As central banks in the US and Europe transition from aggressive tightening toward gradual easing, Dubai’s real estate market continues to demonstrate notable resilience supported by strong fundamentals.
Disciplined regulation, abundant liquidity, and a high share of cash transactions have helped maintain stability even as global investors adopt a more selective, risk-aware approach.
According to new analysis from Elite Merit Real Estate, cash buyers made up 54% of residential property transactions during the second half of 2025 – a trend that highlights the dominance of liquidity-driven purchases in the emirate.
After more than two years of elevated borrowing costs, policymakers in the US and Europe have signalled further easing. In the US, the average 30-year mortgage rate has fallen to around 6.2%, its lowest level since early 2023, while borrowing costs across Europe are also trending downward.
In the UAE, the Central Bank reduced its overnight base rate from 4.15% to 3.90% in October 2025, following a cut the previous month. Leading banks now offer home-loan rates between 3.75% and 4.99%, a development expected to boost mortgage activity and improve affordability.

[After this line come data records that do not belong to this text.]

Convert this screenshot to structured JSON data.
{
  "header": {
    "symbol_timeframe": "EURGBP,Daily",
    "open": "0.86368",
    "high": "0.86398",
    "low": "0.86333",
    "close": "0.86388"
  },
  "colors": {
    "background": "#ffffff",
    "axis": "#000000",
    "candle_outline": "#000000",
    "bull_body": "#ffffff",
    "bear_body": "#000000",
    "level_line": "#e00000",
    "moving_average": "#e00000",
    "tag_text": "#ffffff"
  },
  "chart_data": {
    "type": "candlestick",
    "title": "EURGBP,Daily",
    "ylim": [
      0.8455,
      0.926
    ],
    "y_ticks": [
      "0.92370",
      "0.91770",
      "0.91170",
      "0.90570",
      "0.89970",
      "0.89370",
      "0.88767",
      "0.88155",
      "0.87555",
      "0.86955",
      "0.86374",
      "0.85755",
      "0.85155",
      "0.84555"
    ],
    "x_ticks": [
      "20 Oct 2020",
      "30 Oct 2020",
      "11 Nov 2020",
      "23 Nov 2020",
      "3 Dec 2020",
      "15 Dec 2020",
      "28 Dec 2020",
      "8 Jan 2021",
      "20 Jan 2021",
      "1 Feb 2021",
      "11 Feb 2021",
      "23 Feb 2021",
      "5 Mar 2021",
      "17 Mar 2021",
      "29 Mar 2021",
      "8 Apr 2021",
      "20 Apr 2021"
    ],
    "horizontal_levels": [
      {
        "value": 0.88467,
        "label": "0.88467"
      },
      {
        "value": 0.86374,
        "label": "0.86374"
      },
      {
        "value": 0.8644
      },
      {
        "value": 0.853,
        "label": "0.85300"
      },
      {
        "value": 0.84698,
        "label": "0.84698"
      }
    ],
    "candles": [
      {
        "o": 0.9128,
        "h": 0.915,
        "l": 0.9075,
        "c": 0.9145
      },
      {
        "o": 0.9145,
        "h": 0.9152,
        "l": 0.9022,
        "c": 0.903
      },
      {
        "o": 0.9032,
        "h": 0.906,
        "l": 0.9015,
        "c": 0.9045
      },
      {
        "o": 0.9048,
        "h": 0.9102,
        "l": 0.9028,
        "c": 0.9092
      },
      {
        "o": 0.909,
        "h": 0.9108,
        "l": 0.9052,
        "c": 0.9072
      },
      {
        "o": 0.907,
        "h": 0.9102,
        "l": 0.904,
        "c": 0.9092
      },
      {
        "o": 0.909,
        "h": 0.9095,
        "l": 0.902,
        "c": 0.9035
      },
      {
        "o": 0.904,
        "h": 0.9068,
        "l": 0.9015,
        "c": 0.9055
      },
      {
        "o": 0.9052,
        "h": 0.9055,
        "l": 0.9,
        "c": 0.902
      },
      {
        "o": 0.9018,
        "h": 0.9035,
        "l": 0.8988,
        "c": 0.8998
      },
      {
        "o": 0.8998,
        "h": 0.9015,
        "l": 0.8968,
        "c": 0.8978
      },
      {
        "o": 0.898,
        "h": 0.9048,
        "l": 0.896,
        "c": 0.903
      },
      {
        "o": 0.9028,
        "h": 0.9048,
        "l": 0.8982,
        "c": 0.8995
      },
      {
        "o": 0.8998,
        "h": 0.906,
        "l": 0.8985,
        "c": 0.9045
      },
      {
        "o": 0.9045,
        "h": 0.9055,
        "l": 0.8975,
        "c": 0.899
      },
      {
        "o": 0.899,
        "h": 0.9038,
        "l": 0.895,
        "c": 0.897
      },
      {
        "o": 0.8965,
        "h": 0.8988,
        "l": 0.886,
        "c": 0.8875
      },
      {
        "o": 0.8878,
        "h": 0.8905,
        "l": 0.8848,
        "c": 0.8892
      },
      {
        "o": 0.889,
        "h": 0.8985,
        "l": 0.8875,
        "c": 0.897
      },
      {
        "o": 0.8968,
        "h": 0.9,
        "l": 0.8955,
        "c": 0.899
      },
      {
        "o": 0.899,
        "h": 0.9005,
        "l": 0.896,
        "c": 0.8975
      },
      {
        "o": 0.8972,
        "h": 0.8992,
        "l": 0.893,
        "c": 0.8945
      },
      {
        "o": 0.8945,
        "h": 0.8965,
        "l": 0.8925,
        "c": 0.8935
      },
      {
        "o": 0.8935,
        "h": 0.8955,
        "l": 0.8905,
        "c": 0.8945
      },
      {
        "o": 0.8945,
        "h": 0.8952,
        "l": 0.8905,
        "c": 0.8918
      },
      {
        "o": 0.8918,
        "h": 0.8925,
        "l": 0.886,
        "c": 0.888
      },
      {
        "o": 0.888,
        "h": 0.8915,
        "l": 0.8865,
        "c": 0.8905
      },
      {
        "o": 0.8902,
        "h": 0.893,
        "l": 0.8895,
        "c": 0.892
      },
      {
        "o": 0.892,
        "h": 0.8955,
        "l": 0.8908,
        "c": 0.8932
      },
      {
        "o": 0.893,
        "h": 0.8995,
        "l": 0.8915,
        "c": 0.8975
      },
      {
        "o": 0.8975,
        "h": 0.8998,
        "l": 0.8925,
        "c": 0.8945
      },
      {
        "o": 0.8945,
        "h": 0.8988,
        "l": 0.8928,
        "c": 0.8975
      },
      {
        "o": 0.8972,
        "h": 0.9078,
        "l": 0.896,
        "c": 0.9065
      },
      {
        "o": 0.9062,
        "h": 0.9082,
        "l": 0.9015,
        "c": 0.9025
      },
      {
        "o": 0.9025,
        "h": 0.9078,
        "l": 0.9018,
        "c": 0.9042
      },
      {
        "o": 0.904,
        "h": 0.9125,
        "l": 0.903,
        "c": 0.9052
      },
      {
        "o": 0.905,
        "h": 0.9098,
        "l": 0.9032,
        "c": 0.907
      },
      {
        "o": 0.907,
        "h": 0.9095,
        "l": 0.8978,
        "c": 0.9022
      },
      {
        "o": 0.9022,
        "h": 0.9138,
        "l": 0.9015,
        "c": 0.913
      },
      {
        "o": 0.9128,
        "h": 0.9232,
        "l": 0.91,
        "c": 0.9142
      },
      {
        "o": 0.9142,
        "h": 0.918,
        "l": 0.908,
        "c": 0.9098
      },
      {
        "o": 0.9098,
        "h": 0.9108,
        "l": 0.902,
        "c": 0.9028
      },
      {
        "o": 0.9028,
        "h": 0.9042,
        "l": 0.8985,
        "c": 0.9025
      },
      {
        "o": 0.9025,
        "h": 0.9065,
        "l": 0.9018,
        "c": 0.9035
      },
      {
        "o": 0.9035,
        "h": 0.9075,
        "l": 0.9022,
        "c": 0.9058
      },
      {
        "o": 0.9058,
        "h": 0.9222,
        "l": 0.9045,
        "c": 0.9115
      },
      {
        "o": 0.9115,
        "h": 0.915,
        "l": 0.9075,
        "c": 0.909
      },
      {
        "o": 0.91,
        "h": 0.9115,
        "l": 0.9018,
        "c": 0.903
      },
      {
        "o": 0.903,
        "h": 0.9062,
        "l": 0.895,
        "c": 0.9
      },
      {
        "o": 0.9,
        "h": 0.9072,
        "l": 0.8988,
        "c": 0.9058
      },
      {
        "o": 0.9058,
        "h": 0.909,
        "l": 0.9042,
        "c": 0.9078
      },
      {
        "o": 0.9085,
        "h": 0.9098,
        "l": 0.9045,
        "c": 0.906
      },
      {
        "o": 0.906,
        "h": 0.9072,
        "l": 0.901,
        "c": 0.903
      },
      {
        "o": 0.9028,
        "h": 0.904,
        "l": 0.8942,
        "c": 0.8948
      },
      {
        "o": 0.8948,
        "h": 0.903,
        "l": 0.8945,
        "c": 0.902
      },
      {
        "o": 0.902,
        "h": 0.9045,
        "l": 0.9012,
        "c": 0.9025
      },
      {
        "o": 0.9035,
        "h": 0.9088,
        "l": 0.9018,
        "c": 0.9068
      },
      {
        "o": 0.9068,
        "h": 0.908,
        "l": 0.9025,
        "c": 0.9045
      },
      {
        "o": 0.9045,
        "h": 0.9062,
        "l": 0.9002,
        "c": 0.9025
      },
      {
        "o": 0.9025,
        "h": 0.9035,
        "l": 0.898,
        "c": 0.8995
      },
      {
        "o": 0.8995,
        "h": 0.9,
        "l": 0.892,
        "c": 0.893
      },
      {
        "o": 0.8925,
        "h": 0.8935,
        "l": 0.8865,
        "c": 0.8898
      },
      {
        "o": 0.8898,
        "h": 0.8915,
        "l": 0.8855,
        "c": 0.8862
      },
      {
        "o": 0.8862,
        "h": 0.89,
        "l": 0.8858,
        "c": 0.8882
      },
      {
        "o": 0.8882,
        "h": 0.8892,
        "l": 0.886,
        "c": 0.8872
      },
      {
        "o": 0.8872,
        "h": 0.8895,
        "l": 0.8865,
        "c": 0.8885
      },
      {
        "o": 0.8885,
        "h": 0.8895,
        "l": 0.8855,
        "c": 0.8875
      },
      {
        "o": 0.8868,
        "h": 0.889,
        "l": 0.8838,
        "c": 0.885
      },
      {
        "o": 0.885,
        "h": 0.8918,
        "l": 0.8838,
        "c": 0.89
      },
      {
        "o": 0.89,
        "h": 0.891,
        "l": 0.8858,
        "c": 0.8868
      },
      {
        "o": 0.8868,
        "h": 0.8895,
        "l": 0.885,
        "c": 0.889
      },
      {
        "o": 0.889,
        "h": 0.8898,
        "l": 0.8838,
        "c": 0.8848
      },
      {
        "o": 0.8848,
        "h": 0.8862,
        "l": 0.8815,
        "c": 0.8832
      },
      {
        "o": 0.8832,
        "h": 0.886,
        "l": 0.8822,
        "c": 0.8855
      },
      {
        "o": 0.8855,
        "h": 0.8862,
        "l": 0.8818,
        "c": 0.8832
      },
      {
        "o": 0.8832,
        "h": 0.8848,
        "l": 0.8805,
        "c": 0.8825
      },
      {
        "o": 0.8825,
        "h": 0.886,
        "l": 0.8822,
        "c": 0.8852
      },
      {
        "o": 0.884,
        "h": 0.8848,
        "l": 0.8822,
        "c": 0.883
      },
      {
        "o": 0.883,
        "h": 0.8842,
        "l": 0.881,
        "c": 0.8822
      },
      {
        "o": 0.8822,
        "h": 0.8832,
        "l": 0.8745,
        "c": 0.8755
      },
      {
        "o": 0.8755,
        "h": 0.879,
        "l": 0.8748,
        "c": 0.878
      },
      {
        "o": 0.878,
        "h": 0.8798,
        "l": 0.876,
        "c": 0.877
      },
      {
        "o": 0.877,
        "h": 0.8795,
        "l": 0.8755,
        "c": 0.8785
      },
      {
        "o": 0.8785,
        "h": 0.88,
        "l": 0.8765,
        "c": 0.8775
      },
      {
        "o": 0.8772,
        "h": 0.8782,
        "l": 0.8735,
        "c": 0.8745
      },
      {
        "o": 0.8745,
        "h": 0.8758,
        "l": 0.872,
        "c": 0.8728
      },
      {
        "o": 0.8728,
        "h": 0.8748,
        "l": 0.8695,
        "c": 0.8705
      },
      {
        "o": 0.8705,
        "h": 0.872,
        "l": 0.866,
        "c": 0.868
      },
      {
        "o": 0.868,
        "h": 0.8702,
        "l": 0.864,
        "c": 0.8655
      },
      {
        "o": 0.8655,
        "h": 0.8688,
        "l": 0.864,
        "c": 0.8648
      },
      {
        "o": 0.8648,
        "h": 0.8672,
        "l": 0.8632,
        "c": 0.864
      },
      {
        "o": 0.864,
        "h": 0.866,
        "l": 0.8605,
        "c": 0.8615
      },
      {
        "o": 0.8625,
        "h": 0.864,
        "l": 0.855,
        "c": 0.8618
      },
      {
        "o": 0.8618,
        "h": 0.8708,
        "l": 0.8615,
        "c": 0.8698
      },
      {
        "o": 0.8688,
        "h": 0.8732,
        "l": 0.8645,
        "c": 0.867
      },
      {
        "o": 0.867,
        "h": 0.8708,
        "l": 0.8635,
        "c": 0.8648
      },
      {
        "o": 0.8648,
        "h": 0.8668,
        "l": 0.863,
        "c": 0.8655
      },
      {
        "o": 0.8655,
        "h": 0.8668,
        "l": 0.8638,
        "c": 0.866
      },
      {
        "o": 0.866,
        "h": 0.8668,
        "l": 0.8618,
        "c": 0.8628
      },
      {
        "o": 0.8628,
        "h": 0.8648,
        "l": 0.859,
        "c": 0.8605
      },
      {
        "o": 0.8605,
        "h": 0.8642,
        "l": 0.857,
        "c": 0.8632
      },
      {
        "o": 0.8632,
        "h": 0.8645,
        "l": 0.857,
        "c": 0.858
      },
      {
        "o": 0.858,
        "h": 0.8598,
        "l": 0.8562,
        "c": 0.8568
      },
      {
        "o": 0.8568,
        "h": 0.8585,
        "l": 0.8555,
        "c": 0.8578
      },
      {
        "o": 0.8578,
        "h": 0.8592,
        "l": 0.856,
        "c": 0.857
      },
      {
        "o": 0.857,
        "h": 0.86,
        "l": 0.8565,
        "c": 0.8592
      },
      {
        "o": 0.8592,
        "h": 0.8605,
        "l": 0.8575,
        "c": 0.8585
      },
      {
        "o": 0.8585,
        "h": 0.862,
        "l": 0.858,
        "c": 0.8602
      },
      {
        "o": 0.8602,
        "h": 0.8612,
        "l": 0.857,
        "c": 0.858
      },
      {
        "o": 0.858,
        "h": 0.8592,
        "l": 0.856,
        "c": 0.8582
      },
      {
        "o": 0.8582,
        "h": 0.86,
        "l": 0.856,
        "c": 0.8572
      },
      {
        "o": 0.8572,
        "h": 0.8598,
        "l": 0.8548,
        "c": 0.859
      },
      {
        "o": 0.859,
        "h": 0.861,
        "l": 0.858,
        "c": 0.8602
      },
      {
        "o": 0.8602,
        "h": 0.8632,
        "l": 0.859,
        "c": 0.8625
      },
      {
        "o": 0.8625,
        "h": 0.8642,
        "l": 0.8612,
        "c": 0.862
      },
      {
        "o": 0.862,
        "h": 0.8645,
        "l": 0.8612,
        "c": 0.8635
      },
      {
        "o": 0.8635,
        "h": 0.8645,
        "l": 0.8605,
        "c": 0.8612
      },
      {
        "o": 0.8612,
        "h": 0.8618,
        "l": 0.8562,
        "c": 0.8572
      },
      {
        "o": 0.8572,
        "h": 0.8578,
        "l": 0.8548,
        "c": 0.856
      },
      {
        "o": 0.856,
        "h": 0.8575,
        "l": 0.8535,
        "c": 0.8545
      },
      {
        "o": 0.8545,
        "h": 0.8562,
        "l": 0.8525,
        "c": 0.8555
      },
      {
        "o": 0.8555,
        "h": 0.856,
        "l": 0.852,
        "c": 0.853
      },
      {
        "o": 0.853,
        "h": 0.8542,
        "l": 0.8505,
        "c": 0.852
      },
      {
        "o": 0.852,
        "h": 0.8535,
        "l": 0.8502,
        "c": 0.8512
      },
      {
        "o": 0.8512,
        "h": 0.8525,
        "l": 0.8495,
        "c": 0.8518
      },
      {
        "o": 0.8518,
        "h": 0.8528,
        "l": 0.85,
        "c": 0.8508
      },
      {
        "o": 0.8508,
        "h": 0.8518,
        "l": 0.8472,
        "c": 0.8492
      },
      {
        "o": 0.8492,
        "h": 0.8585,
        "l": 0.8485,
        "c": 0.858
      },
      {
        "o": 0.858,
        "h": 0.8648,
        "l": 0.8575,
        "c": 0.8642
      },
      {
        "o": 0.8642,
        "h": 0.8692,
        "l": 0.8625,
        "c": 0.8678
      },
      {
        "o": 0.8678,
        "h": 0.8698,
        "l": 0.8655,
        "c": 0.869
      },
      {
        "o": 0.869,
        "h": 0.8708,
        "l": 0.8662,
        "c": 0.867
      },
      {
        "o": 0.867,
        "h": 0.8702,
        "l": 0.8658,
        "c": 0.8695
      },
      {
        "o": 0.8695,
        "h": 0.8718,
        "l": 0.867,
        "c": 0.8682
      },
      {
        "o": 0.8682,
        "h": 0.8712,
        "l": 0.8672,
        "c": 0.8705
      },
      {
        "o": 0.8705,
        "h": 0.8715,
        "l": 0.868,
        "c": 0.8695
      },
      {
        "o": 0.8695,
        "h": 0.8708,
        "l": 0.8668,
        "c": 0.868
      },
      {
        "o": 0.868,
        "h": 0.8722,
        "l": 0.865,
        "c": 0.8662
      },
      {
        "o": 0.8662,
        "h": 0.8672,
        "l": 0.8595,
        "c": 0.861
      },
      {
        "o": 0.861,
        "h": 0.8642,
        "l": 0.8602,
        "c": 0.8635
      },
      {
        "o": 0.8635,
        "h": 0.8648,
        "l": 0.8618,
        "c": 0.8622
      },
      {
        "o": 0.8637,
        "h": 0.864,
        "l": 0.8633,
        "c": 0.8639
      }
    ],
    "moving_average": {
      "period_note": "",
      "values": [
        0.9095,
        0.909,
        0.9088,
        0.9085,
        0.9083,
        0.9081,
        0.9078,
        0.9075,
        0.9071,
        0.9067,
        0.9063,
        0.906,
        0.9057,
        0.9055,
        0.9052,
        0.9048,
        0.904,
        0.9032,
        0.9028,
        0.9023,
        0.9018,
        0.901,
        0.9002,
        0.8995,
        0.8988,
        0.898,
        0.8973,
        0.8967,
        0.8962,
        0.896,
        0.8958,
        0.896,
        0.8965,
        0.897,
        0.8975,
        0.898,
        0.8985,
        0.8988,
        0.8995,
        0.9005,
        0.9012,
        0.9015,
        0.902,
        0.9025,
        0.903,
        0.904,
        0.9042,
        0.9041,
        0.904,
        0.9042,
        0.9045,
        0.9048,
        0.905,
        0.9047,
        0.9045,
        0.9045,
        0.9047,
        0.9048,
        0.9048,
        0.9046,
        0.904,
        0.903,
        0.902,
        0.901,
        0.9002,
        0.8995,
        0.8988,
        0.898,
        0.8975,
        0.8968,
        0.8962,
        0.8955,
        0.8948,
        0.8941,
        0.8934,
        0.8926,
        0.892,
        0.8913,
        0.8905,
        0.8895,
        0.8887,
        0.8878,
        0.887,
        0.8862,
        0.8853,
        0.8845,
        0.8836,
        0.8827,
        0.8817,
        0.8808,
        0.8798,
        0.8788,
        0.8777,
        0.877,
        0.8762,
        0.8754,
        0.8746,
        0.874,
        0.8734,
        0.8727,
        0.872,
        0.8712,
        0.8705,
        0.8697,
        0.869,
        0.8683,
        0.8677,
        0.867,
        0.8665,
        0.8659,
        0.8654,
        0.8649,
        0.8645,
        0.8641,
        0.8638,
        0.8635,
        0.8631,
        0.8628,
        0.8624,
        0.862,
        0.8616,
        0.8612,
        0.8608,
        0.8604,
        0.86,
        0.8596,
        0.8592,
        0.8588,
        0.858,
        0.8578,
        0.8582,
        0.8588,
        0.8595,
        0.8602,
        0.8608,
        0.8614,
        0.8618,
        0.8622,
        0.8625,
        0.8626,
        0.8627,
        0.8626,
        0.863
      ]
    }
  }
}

With global capital shifting away from speculative, highly leveraged investments, markets that offer strong governance and transparency are gaining traction. Dubai continues to post high transaction volumes and stable valuations, driven by cash-heavy deals and strong demand for off-plan projects with guaranteed yields.
“While borrowing costs in the UAE are expected to ease gradually, the real driver of momentum is confidence,”
said Elkhan Salikhov, CEO of Elite Merit Real Estate.
“Dubai remains closely linked to global capital cycles, yet its strong governance, dollar peg, and fully digitalised property systems continue to draw institutional investors from Europe and Asia seeking predictable value. In today’s environment, trust has become the ultimate currency, and Dubai’s balance of liquidity, regulation, and transparency ensures it continues to outperform.”
Elite Merit analysts expect that improving global liquidity in 2026 will support steady, rather than speculative growth. Confidence, structural discipline, and long-term value creation are likely to define the next investment cycle.